Maybe. But as a wise man who has worked with Colangelo said – "you live with his paranoia, you catch it."

Colangelo is back to being a stay-at-home dad again, but the kids are off at school – Mattia plays for the University of Chicago (that some of the ‘burner’ accounts followed the Division III school’s unremarkable basketball program was one of the clues that led many to believe it was someone close to Colangelo) and daughter Sophia is heading to Villanova in the fall. Lunches with Barbara might be on hold for the time being.

What’s next?

That’s the tragedy in this story. A former NBA executive texted me one question: "Does Bryan ever work in the NBA again?"

Talking to friends and colleagues, the tone was like someone had died. In this case it could very well be a career.

It’s one thing to have your name sullied and instantly become a punchline – even LeBron James was making jokes about burner accounts at the NBA Finals – but when it comes from your own house, it’s got to be doubly difficult.

"Devastated," and "struggling" are the adjectives that came up routinely in conversations with those close to Colangelo in the purgatory he served between first learning that a reporter was investigating the accounts on May 22nd, the publication of the story on May 29th and the axe falling in the morning.

The 76ers will be fine. How Colangelo rebuilds from this is the process that may take years and has no clear path ahead.

Were the Sixers correct to fire him? Yes. Trust is the scarcest commodity of all in the NBA and having this laundry being made public – by whatever means – meant action had to be taken before the acid settled in the foundation.

Had he built more equity in Philadelphia maybe there would have been a stronger case to keep him and weather the storm until it blew over. But his results with the 76ers have been mixed. The job Colangelo did this past season – targeting veterans JJ Reddick and Amir Johnson on short-term deals, picking up some useful pieces in the buyout market as it appeared the Sixers were poised to make a playoff run – was commendable. His decision to move up in the draft to take Markelle Fultz first overall has looked worse and worse every time Celtics rookie Jayson Tatum (who Boston took with the third pick after being paid a future first-rounder by Colangelo to move down from first) looked like a future MVP candidate. Giving journeyman Jerryd Bayless $27-million over three years hasn’t helped his cause, either.

If Colangelo was viewed as the architect in Philly maybe the team would have fought harder for him. If he had survived long enough to succeed more fully, then it might have gone away, too.

What would mama bear tweets from an over-protective wife really matter in the midst of a championship parade?

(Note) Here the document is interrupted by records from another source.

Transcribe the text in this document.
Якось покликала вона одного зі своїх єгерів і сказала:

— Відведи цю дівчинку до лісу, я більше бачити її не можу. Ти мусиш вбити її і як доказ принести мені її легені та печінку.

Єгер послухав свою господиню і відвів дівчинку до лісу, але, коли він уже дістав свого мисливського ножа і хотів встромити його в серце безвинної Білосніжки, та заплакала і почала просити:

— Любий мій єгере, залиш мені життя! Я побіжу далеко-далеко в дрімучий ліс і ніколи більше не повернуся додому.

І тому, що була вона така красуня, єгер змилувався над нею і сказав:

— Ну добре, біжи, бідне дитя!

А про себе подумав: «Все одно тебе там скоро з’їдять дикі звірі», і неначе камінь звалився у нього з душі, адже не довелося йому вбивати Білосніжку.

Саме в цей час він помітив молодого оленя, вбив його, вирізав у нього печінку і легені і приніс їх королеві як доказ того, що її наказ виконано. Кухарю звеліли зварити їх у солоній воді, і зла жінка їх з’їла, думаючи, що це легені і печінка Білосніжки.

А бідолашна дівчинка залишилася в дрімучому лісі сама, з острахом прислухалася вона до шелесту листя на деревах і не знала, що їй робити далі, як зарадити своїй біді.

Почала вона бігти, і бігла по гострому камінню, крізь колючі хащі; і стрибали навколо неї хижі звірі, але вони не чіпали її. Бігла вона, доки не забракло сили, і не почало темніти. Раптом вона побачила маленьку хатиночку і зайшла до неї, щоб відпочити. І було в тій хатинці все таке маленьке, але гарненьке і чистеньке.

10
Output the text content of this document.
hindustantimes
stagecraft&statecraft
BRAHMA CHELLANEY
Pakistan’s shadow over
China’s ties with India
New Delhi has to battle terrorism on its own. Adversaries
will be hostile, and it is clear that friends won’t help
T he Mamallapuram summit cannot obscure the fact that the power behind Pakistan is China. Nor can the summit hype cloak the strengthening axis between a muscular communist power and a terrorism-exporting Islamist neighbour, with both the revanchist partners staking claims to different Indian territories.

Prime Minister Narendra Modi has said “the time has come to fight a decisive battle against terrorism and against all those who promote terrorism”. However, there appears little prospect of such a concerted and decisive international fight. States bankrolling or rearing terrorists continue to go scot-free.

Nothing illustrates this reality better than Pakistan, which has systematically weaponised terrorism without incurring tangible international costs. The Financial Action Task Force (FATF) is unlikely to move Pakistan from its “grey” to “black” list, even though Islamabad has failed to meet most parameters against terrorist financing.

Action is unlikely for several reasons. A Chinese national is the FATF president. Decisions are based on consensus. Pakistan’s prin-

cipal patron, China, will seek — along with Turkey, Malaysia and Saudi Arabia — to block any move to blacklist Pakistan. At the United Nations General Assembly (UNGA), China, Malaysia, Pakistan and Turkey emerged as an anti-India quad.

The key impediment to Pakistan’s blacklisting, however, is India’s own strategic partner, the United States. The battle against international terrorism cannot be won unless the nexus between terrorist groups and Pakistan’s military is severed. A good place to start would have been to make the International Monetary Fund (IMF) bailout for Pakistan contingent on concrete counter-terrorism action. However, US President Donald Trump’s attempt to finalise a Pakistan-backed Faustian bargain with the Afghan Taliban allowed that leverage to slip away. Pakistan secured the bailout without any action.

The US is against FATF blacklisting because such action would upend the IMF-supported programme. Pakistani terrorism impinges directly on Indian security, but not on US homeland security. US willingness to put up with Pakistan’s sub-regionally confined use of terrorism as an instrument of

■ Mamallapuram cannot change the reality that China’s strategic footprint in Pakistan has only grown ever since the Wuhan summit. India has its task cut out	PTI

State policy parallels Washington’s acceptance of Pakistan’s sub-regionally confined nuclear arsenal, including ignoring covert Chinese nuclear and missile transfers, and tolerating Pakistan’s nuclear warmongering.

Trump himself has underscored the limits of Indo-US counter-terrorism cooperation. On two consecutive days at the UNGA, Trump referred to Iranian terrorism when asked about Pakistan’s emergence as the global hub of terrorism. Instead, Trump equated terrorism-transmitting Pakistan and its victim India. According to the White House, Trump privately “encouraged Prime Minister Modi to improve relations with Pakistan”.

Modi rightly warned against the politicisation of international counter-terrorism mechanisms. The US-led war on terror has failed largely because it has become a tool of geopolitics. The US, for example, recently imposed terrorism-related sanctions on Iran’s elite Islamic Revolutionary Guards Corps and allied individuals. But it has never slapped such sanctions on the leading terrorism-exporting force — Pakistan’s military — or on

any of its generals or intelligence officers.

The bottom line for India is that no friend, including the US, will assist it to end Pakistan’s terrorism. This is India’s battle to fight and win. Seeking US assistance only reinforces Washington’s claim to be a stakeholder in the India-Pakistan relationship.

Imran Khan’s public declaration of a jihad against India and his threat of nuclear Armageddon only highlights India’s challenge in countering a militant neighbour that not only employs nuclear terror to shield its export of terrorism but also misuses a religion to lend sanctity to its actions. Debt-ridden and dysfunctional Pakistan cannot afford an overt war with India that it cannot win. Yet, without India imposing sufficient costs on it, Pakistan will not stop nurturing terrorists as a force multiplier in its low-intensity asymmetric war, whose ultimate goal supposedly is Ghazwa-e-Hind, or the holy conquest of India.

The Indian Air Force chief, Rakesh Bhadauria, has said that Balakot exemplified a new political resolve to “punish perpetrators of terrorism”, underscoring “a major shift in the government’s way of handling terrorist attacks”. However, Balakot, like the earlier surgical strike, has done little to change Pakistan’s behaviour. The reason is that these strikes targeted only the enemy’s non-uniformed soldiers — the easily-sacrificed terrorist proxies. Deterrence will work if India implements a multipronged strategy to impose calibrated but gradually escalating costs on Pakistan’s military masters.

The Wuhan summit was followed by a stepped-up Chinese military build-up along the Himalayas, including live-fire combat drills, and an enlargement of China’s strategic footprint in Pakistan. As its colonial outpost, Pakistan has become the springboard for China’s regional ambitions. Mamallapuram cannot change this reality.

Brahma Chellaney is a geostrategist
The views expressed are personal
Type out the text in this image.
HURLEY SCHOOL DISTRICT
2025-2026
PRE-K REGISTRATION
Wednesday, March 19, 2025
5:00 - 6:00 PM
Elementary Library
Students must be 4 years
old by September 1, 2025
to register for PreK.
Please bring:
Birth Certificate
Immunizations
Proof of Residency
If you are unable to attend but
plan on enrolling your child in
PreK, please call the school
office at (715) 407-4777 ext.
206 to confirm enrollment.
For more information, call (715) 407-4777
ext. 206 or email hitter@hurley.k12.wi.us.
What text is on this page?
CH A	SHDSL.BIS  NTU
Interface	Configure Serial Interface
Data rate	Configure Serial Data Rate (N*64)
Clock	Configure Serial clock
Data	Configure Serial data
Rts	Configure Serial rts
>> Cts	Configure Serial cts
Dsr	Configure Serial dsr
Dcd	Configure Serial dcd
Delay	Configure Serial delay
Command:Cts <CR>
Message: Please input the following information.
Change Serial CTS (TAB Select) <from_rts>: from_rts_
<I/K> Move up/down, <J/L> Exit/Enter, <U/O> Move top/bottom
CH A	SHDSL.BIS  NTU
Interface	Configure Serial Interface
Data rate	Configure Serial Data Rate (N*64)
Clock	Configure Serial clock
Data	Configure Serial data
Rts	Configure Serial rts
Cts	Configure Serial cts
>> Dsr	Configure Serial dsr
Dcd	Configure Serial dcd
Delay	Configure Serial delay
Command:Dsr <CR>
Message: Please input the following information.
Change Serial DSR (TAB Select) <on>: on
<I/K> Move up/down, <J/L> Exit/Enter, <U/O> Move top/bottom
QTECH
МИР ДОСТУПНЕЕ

But Colangelo was neither the executive who came up with the blueprint or the engineer who executed the design. In that context, the easiest and most justifiable thing to do was to cut Colangelo loose into the NBA abyss.

He’s been there before and he almost didn’t make it back. Now he’s there again, his name no longer the key that unlocks any door, but the reason so many could very easily remain permanently closed.

He’s 52, and a fighter. Twice he’s been the NBA executive of the year. We know that. What we don’t know is what could possibly come next.